Throughout the short story, Alice Walker develops the sisters as allegorical characters. Maggie represents the classic view of heritage as traditions and stories passed down the family line. When Hakim-a-barber asks a question regarding the history of the dasher, Dee does not have the answer. Instead Maggie chimes in, “’Aunt Dee’s first husband whittled the dash…His name was Henry, but they called him Stash’” (319). Maggie holds a connection to these pieces and the history of the family and values items for their purpose and history. Thus, she is meant to present the view of heritage as something defined by emotional relationships and an emphasis on connections to others. This seems to be the definition of heritage that Mama agrees with, not because she explicitly says so, but because she defends Maggie when she realizes that Dee doesn’t necessarily care for the history behind the quilt. Dee instead values items and actions to show her heritage. Whereas Maggie desires the quilts for personal use, Dee states that she would hang the quilts for show. This lines up with her characterization. She has mostly been described through actions and appearances, making her the allegorical representative of heritage defined by valuing a display of one’s cultural background. The first instance of Dee demonstrating a greater emphasis on her cultural background rather than her familial connections occurs when she corrects her mother on her new name, “’Not ‘Dee,’ Wangero Leewanika Kemanjo… [Dee]’s dead’” (318). Dee has embraced a view of heritage as displaying her culture both in her home and in her clothing. Alice Walker has now presented two very different and seemingly contradictory views on heritage because Dee’s decision to change her name to something culturally accurate is rejecting the view of heritage being defined by family relationships. However, while Mama seems to agree with Maggie in the end, we must consider the distance that Alice Walker has from the narrator and the allegorical characters. Alice Walker is an African American woman and likely has considered these differing perspectives of heritage. We cannot definitively state that Walker prefers one view of heritage over the other, but we can acknowledge that they both exist and that both daughters have understandable reasons for their differing value.

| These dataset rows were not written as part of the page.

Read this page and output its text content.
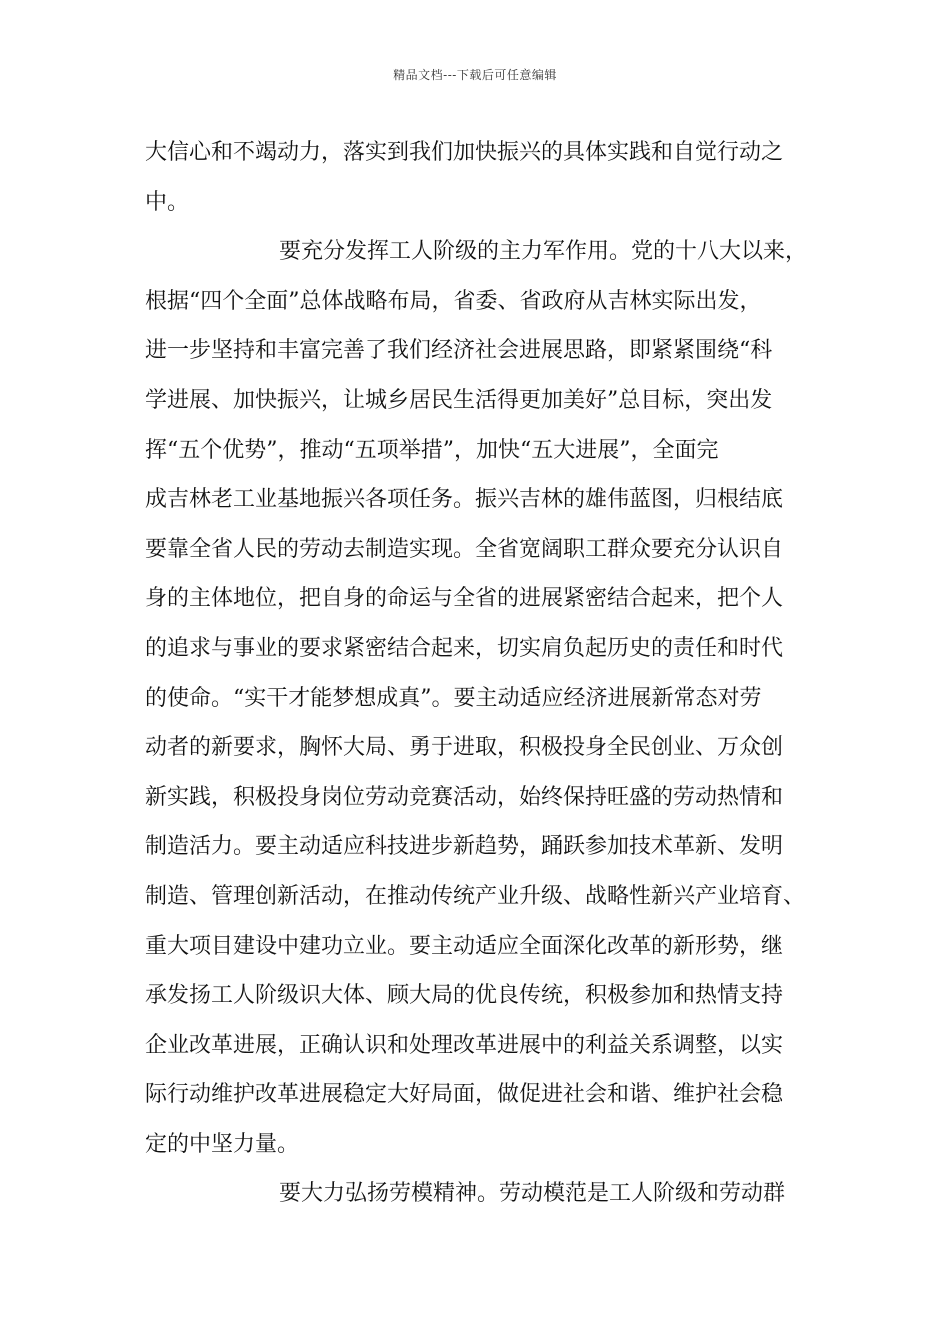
精品文档---下载后可任意编辑
大信心和不竭动力，落实到我们加快振兴的具体实践和自觉行动之
中。
要充分发挥工人阶级的主力军作用。党的十八大以来，
根据“四个全面”总体战略布局，省委、省政府从吉林实际出发，
进一步坚持和丰富完善了我们经济社会进展思路，即紧紧围绕“科
学进展、加快振兴，让城乡居民生活得更加美好”总目标，突出发
挥“五个优势”，推动“五项举措”，加快“五大进展”，全面完
成吉林老工业基地振兴各项任务。振兴吉林的雄伟蓝图，归根结底
要靠全省人民的劳动去制造实现。全省宽阔职工群众要充分认识自
身的主体地位，把自身的命运与全省的进展紧密结合起来，把个人
的追求与事业的要求紧密结合起来，切实肩负起历史的责任和时代
的使命。“实干才能梦想成真”。要主动适应经济进展新常态对劳
动者的新要求，胸怀大局、勇于进取，积极投身全民创业、万众创
新实践，积极投身岗位劳动竞赛活动，始终保持旺盛的劳动热情和
制造活力。要主动适应科技进步新趋势，踊跃参加技术革新、发明
制造、管理创新活动，在推动传统产业升级、战略性新兴产业培育、
重大项目建设中建功立业。要主动适应全面深化改革的新形势，继
承发扬工人阶级识大体、顾大局的优良传统，积极参加和热情支持
企业改革进展，正确认识和处理改革进展中的利益关系调整，以实
际行动维护改革进展稳定大好局面，做促进社会和谐、维护社会稳
定的中坚力量。
要大力弘扬劳模精神。劳动模范是工人阶级和劳动群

Alice Walker’s “Everyday Use” calls on the audience to consider their own definition of heritage. She points out the prejudice between African Americans regarding their views on heritage and that the line between distancing oneself from their oppressive slave masters and their own family is a thin one that Dee dances on, symbolic of the numerous other African Americans facing this issue. Maggie and Mama represent the traditional idea of heritage and family traditions. Alice Walker writes not to condemn one view over the other, but to promote the acknowledgement of both as acceptable forms of self-expression.